Les politiques nationales et locales doivent inverser cette tendance, malgré la forte pression des nombreux secteurs (pétrole, caoutchouc, aménagement des routes, construction, vente et réparation de voitures, publicité) qui profitent de l’utilisation de la voiture.

  • La voiture devrait laisser la place à la bicyclette et à la marche pour les déplacements courts, surtout dans les villes.
  • Les transports publics devraient être améliorés pour les déplacements plus longs, avec des liaisons régulières et fréquentes dans les zones rurales.

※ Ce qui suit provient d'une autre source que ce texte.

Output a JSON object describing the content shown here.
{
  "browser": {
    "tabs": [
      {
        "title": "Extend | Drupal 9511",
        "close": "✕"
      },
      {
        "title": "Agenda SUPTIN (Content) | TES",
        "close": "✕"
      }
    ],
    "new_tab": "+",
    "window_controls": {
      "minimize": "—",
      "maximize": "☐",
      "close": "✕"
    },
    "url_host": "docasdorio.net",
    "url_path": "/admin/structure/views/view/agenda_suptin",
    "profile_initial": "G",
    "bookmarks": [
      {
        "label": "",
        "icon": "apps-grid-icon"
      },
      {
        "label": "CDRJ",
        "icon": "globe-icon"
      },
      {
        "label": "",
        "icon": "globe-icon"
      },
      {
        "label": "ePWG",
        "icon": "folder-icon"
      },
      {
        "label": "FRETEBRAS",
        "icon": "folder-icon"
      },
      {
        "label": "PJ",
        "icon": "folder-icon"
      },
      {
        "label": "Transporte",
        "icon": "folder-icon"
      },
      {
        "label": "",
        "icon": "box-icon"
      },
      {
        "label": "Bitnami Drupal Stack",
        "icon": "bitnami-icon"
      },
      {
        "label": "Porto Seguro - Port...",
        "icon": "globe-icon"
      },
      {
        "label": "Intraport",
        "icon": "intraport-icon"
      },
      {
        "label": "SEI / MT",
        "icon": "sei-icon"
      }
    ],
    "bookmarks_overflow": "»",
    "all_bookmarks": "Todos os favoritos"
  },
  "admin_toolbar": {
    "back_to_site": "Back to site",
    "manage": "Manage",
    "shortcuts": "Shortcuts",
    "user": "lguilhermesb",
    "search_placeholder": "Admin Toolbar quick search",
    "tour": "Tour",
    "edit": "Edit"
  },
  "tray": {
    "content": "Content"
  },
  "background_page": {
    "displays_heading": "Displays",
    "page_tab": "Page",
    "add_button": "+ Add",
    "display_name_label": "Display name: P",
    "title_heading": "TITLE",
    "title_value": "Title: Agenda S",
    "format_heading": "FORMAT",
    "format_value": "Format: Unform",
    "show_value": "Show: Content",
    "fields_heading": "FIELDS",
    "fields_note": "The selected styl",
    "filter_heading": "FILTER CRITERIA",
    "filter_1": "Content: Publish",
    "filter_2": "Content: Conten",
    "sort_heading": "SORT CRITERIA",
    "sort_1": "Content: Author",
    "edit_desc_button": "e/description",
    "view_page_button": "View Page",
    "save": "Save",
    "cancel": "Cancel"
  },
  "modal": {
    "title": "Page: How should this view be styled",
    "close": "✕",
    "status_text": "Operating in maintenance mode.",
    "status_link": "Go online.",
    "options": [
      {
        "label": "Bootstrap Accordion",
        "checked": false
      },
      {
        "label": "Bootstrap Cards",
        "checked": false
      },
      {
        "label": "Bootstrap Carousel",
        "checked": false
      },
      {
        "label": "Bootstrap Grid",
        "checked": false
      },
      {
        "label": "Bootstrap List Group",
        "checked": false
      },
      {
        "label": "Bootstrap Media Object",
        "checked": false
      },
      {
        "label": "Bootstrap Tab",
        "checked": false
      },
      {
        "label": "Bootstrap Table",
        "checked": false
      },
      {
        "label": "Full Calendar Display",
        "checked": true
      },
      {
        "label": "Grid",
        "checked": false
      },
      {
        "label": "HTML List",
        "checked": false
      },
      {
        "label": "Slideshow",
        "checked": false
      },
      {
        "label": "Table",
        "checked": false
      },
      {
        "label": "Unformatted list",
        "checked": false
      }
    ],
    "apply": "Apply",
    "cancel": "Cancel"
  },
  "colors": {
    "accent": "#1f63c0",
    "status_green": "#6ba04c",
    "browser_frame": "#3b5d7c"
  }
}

  • Les incitations doivent changer ; par exemple, il faut réduire les subventions de l’État pour la construction de routes, augmenter le soutien financier aux transports en commun, créer une taxe qui pénaliserait l’utilisation professionnelle de la voiture, et augmenter le coût du stationnement ainsi que les amendes en cas d’infraction.
  • Des modifications de l’aménagement du territoire sont également nécessaires :
    • conversion des routes en espaces verts,
    • diminution des superficies de parking,
    • réservation de certaines voies aux piétons et cyclistes,
    • multiplication des couloirs d’autobus et des pistes cyclables,
    • arrêt de la croissance des banlieues à faible densité et de la construction de supermarchés en dehors des villes, une situation qui favorise le recours à l’automobile.
  • De plus en plus, l’expérience prouve que la construction de routes encourage l’usage de la voiture, alors que les restrictions imposées à la circulation peuvent, paradoxalement, réduire les embouteillages.